A 2011 Canadian study found the insecticidal protein from GMO corn in the blood of 93% of pregnant women and 80% of their fetuses.
The discovery that the protein crossed the placental barrier contradicted industry assurances that it would be destroyed during digestion.
Despite the significant public health implications, regulatory authorities dismissed the findings and no major follow-up studies were initiated.
The protein, Cry1Ab, is produced internally by widely consumed genetically engineered corn, found in countless food products.
The episode highlights a critical gap in long-term safety research and regulatory oversight for genetically modified foods.
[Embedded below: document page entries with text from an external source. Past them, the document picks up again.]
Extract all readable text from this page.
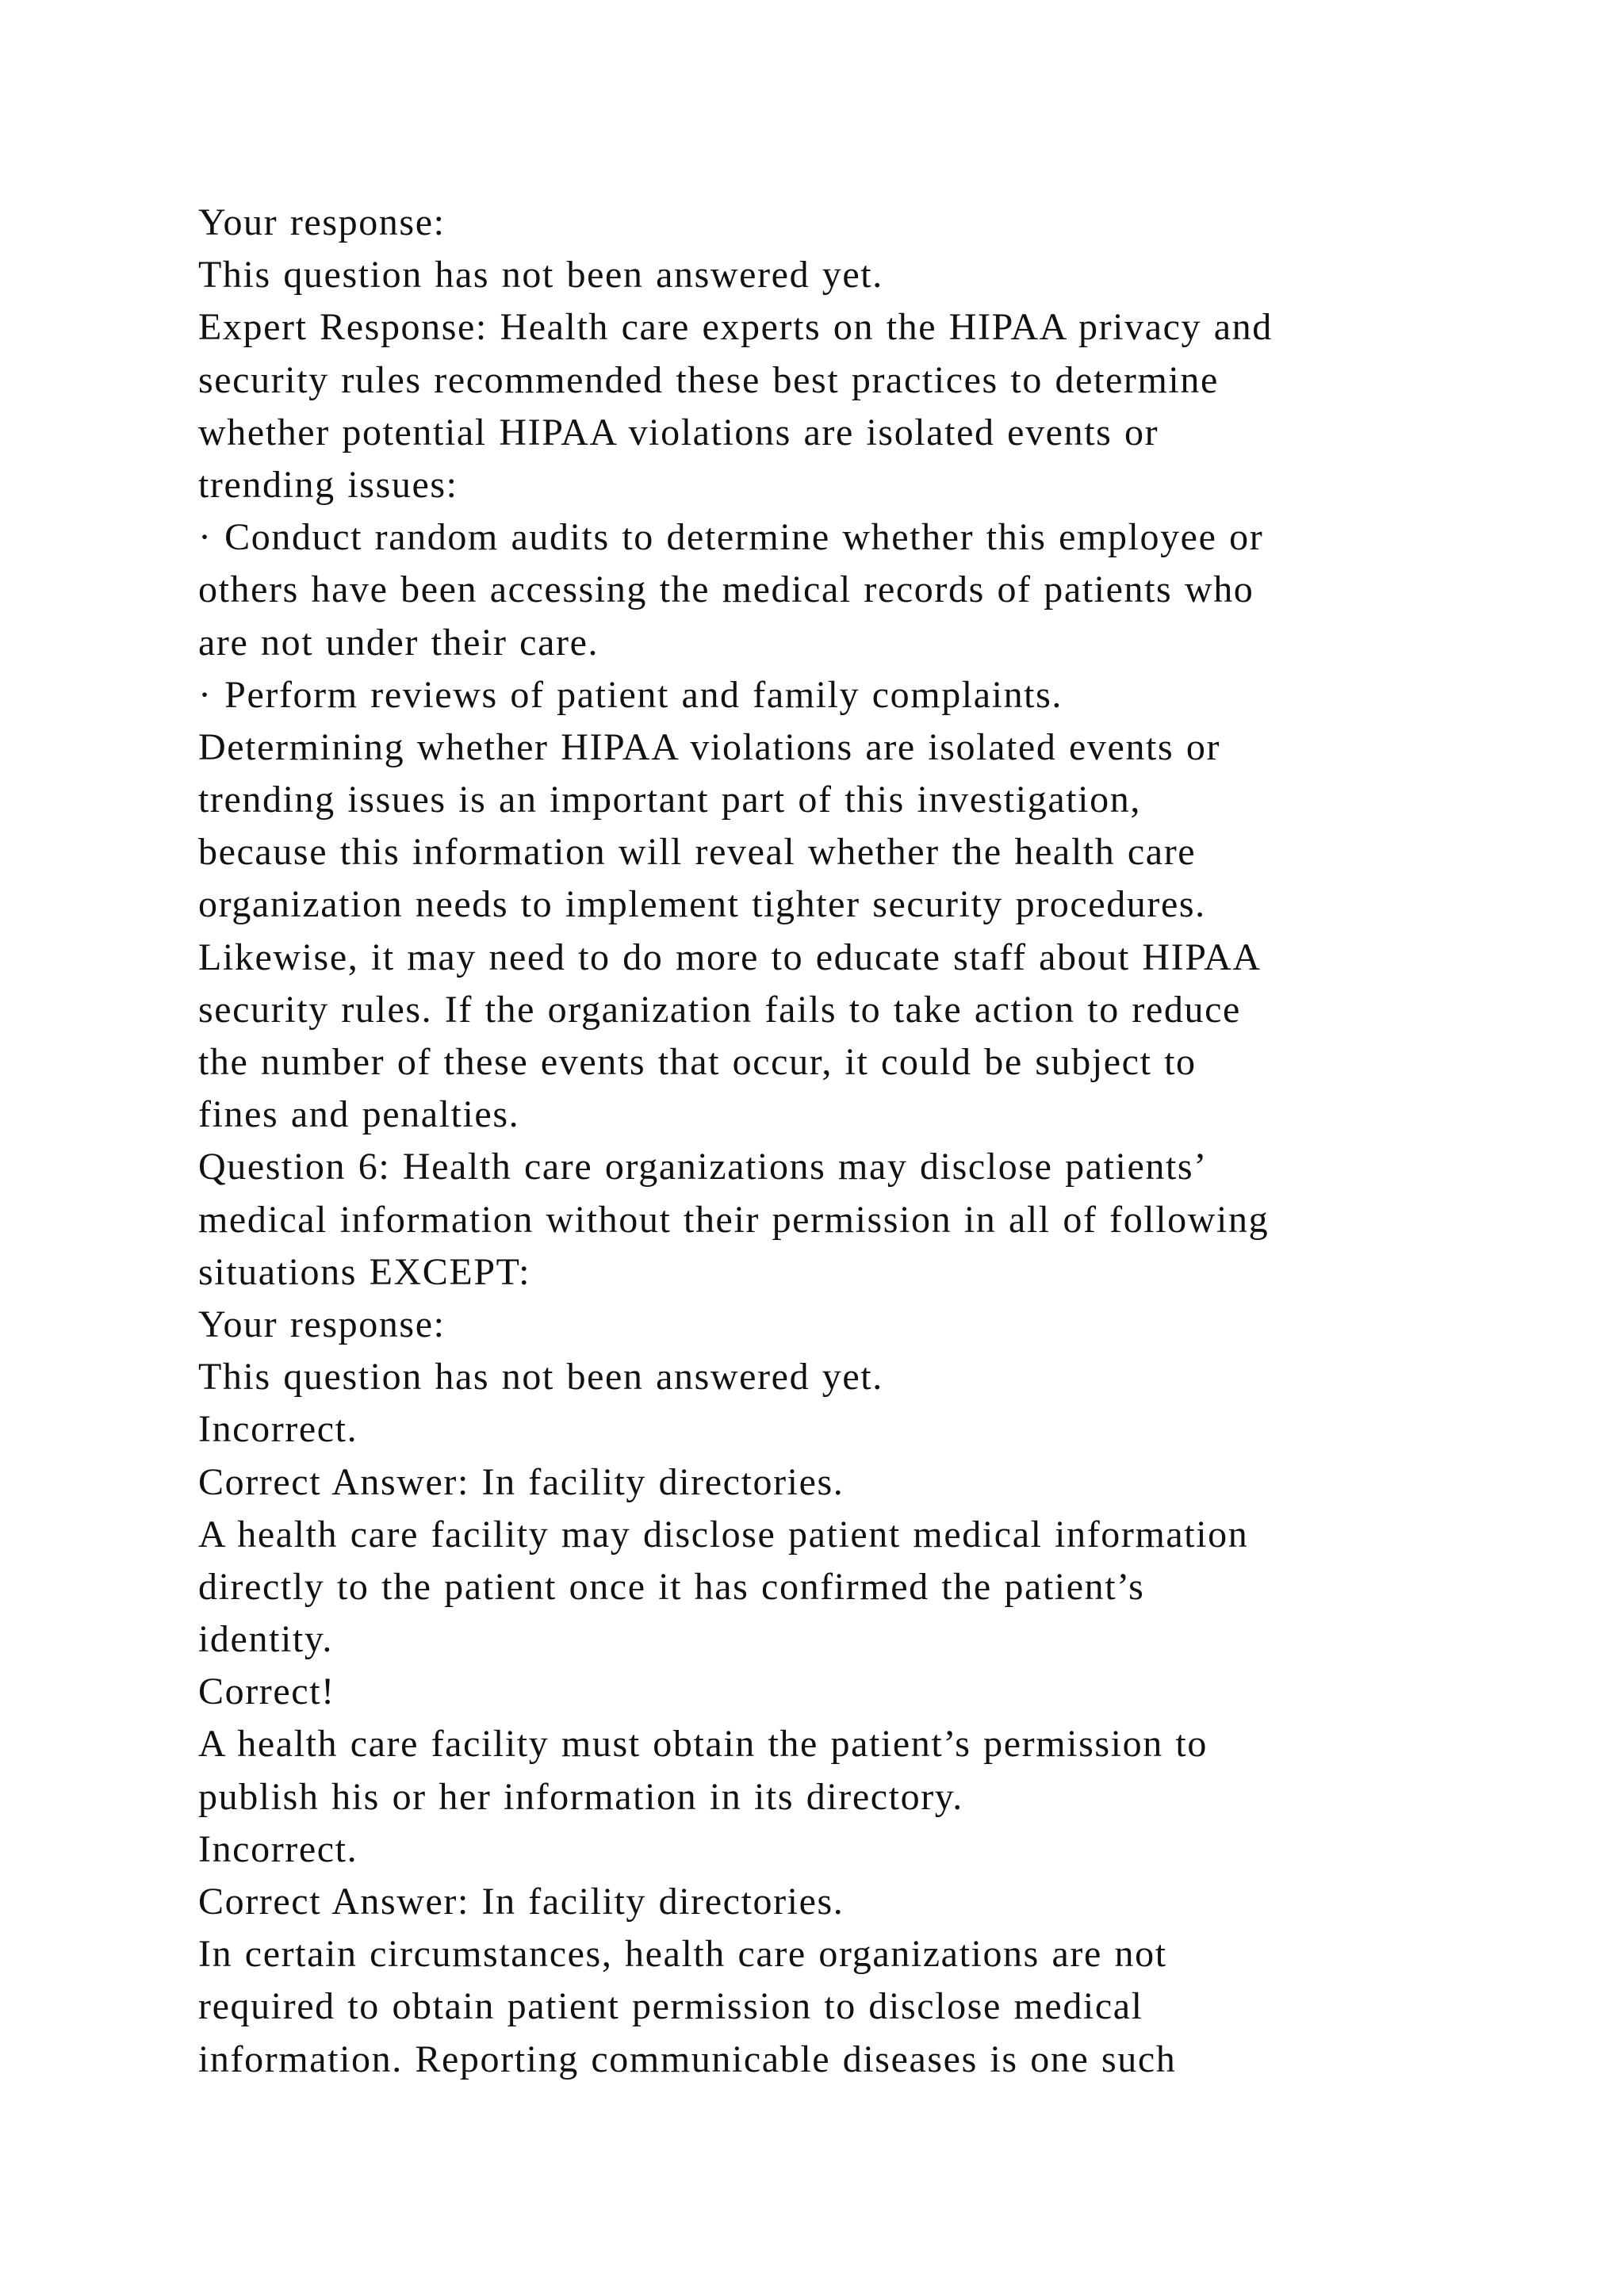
Your response:
This question has not been answered yet.
Expert Response: Health care experts on the HIPAA privacy and
security rules recommended these best practices to determine
whether potential HIPAA violations are isolated events or
trending issues:
· Conduct random audits to determine whether this employee or
others have been accessing the medical records of patients who
are not under their care.
· Perform reviews of patient and family complaints.
Determining whether HIPAA violations are isolated events or
trending issues is an important part of this investigation,
because this information will reveal whether the health care
organization needs to implement tighter security procedures.
Likewise, it may need to do more to educate staff about HIPAA
security rules. If the organization fails to take action to reduce
the number of these events that occur, it could be subject to
fines and penalties.
Question 6: Health care organizations may disclose patients’
medical information without their permission in all of following
situations EXCEPT:
Your response:
This question has not been answered yet.
Incorrect.
Correct Answer: In facility directories.
A health care facility may disclose patient medical information
directly to the patient once it has confirmed the patient’s
identity.
Correct!
A health care facility must obtain the patient’s permission to
publish his or her information in its directory.
Incorrect.
Correct Answer: In facility directories.
In certain circumstances, health care organizations are not
required to obtain patient permission to disclose medical
information. Reporting communicable diseases is one such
In 2011, a team of researchers at the Université de Sherbrooke Hospital in Montréal, Canada, published a study that presented a finding with profound implications for food safety. Analyzing blood samples from pregnant women and the umbilical cords of their fetuses, they detected traces of an insecticidal protein commonly associated with genetically modified corn. The results, published in the journal Reproductive Toxicology, indicated that 93% of the pregnant women and 80% of the fetuses had the protein, known as Cry1Ab, in their circulatory systems. This discovery suggested that a substance engineered into food crops had not only survived human digestion but had also crossed the selective placental barrier. Instead of triggering urgent follow-up research and public health reviews, the study faded into obscurity, raising enduring questions about the rigor of post-market safety surveillance for genetically modified organisms.